One of the contentious aspects of the Chicago teacher strike is the role of standardized testing. As is typical of the reform movement, the Chicago school district is pushing for even more standardized testing. Teachers are resistant for a variety of reasons. Research suggests that increased standardized testing does not improve student outcomes, although those results must still be considered preliminary. Time spent “teaching to the test”– an inevitable consequence of high-stakes testing– robs students and teachers of the most valuable educational resource. What’s more, it is a simple fact that more standardized testing leads to more cheating, fraud, and abuse, from students, teachers, and administrators alike. That is not a normative statement; it is an empirical statement. Finally, there is widespread anecdotal evidence of the extreme psychological and emotional costs that repeated high-stakes, high-pressure testing has on children.

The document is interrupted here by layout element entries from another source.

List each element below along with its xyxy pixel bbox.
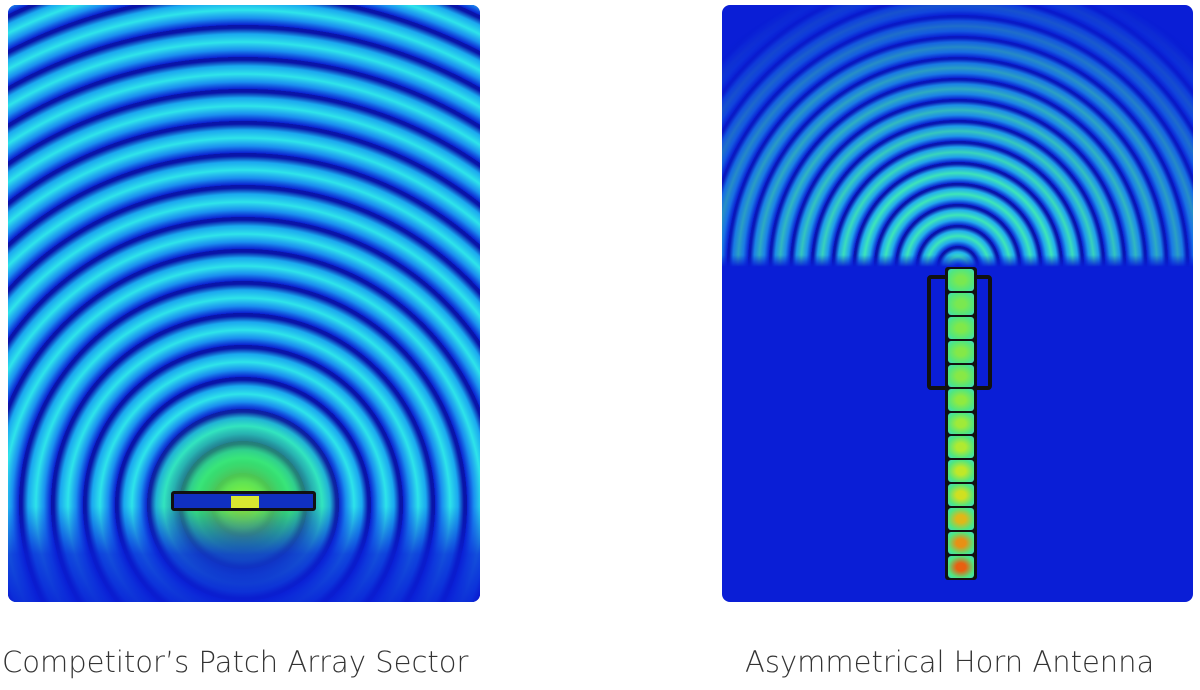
horn-antenna-field-image	[722, 5, 1193, 602]
waveguide-segment	[948, 340, 974, 363]
caption-patch-array: Competitor’s Patch Array Sector	[2, 645, 469, 679]
waveguide-segment	[948, 460, 974, 483]
waveguide-segment	[948, 484, 974, 507]
patch-array-outline	[171, 491, 316, 511]
patch-array-field-image	[8, 5, 480, 602]
waveguide-segment	[948, 508, 974, 531]
horn-waveguide	[945, 267, 977, 580]
waveguide-segment	[948, 316, 974, 339]
waveguide-segment	[948, 292, 974, 315]
waveguide-segment	[948, 269, 974, 291]
waveguide-segment	[948, 436, 974, 459]
waveguide-segment	[948, 556, 974, 578]
waveguide-segment	[948, 388, 974, 411]
waveguide-segment	[948, 412, 974, 435]
waveguide-segment	[948, 364, 974, 387]
caption-horn-antenna: Asymmetrical Horn Antenna	[745, 645, 1155, 679]
feed-hotspot	[231, 496, 259, 508]
back-field-shade	[8, 5, 480, 602]
waveguide-segment	[948, 532, 974, 555]
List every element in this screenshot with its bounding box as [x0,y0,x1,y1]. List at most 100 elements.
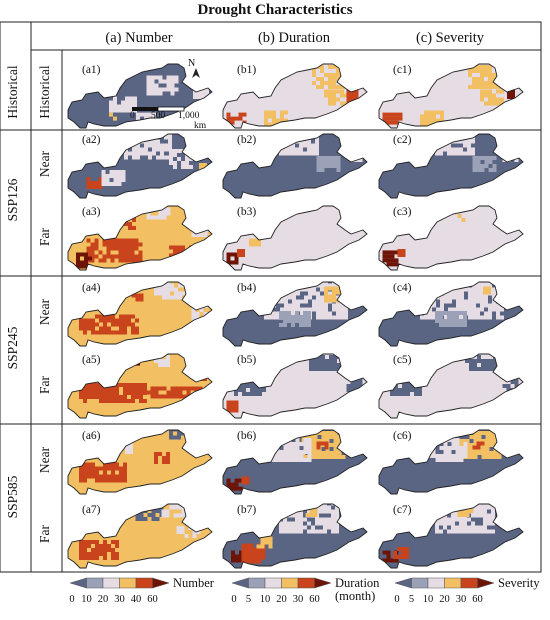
map-cell [468,73,472,77]
map-cell [448,282,452,284]
legend-swatch [477,577,495,589]
map-cell [344,290,348,295]
map-cell [448,283,452,288]
map-cell [287,504,291,506]
map-cell [136,112,140,117]
map-cell [226,252,231,257]
map-cell [110,254,115,259]
map-cell [447,311,451,315]
legend-swatch [69,577,87,589]
map-cell [115,330,119,335]
map-cell [439,323,443,327]
map-cell [283,147,287,152]
map-cell [191,150,196,154]
map-cell [469,509,474,513]
map-cell [299,151,303,156]
map-cell [284,295,288,300]
map-cell [194,394,199,399]
map-cell [121,174,126,178]
map-cell [115,478,119,483]
map-cell [467,134,471,136]
map-cell [99,544,103,548]
map-cell [295,134,299,136]
map-cell [305,431,310,435]
map-cell [241,476,246,481]
map-cell [140,120,144,125]
map-cell [241,551,246,556]
map-cell [197,83,201,87]
map-cell [106,250,111,255]
map-cell [292,295,296,300]
map-cell [234,478,239,483]
map-cell [463,151,467,156]
basin-outline [378,353,524,419]
map-cell [501,447,506,451]
map-cell [418,380,422,384]
map-cell [99,391,103,395]
map-cell [154,206,159,208]
map-cell [121,100,125,105]
map-cell [131,322,135,327]
map-cell [354,94,359,99]
legend-colorbar-2 [231,577,332,589]
map-cell [123,322,127,327]
map-cell [307,450,312,454]
map-cell [307,442,312,446]
map-cell [140,147,144,152]
legend-tick-label: 30 [292,594,304,605]
basin-outline [222,429,368,495]
map-cell [241,253,245,257]
map-cell [83,540,87,544]
map-cell [307,151,311,156]
map-cell [443,517,447,522]
map-cell [394,258,399,263]
map-cell [492,73,496,77]
map-cell [394,250,399,255]
map-cell [198,390,203,395]
map-cell [469,447,474,451]
map-cell [276,283,280,288]
map-cell [345,447,350,451]
map-cell [195,442,200,446]
map-cell [394,380,398,384]
map-cell [158,282,162,284]
map-cell [493,359,497,363]
map-cell [287,311,291,315]
map-cell [439,311,443,315]
map-cell [146,87,151,92]
map-cell [98,250,103,255]
map-cell [341,435,346,439]
map-cell [331,525,335,530]
map-cell [432,283,436,288]
map-cell [280,291,284,296]
map-cell [118,246,123,251]
map-cell [271,458,276,462]
map-cell [134,246,139,251]
map-cell [199,233,204,237]
map-cell [124,222,128,226]
map-cell [173,505,178,510]
map-cell [501,435,506,439]
map-cell [487,513,491,518]
map-cell [79,544,83,548]
map-cell [476,291,480,296]
map-cell [440,299,444,304]
map-cell [500,299,504,304]
map-cell [304,283,308,288]
map-cell [201,95,205,99]
map-cell [324,445,329,450]
map-cell [467,143,471,148]
map-cell [234,392,238,396]
map-cell [329,443,334,447]
map-cell [428,291,432,296]
map-cell [272,118,276,123]
map-cell [336,282,340,284]
map-cell [113,100,117,105]
map-cell [279,513,283,518]
map-cell [484,315,488,320]
map-cell [303,143,307,148]
map-cell [279,450,284,454]
map-cell [468,311,472,316]
map-cell [156,134,160,136]
map-cell [420,295,424,300]
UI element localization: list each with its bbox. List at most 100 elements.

I would just like to add an important element to this: we don’t need to test everyone every year to have an extremely accurate picture of how our students are performing. People say that we need to know where our students stand and if they’re improving. And indeed we do! But we can find that information without subjecting all of our students to stressful testing that takes away valuable class time and invites considerable negative washback. Appropriately stratified samples, carefully selected, can tell us what we need to know about districts, states, and the nation. And we can express the accuracy of that information with mathematical precision using statistics like standard error and confidence intervals.
As Dr. Stephen Krashen, Professor Emeritus in Education at the University of Southern California– someone whose expertise and credentials are beyond reproach– has said, “One function of such tests is to compare groups and investigate factors related to high achievement, which works if tests are valid and are low-stakes and thus do not encourage cheating. But we don’t have to test every child in every grade every year…. When you go to doctors, they don’t take all your blood; they take only a sample.” We have developed validity and reliability tests, measures of statistical error, and processes for accounting for that error precisely so that we don’t have to check everyone. And lest you think that checking everyone is necessarily more accurate than extrapolating from samples, that’s not the case, even if we assume the validity of the test in assessing its given construct.
I can only conclude two things: first, that people simply don’t understand the power and accuracy of inferential statistics to describe complex realities like student academic achievement; and second, that people resist extrapolation out of the impression that this it offers a less effective bludgeon with which to attack teachers.
Look, I consider myself a quantitative researcher, among other things, and I hope to publish on questions of language testing and assessment. I just this past week agreed to peer review for a major language assessment journal. I’m not opposed to testing entirely, not at all. But their limitations are real, their negative consequences empirically verified, and most importantly, their primary strength ignored when they are used on all the kids, all the time. For our data collection, testing all kids twice during their educational careers, as the gold standard NAEP tests do, in addition to targeted stratified samples that can be minimally intrusive, is more than enough. If the purpose of testing isn’t data collection, but rather having an instrument to assault teachers, well, that’s a total betrayal of our children and our educational system.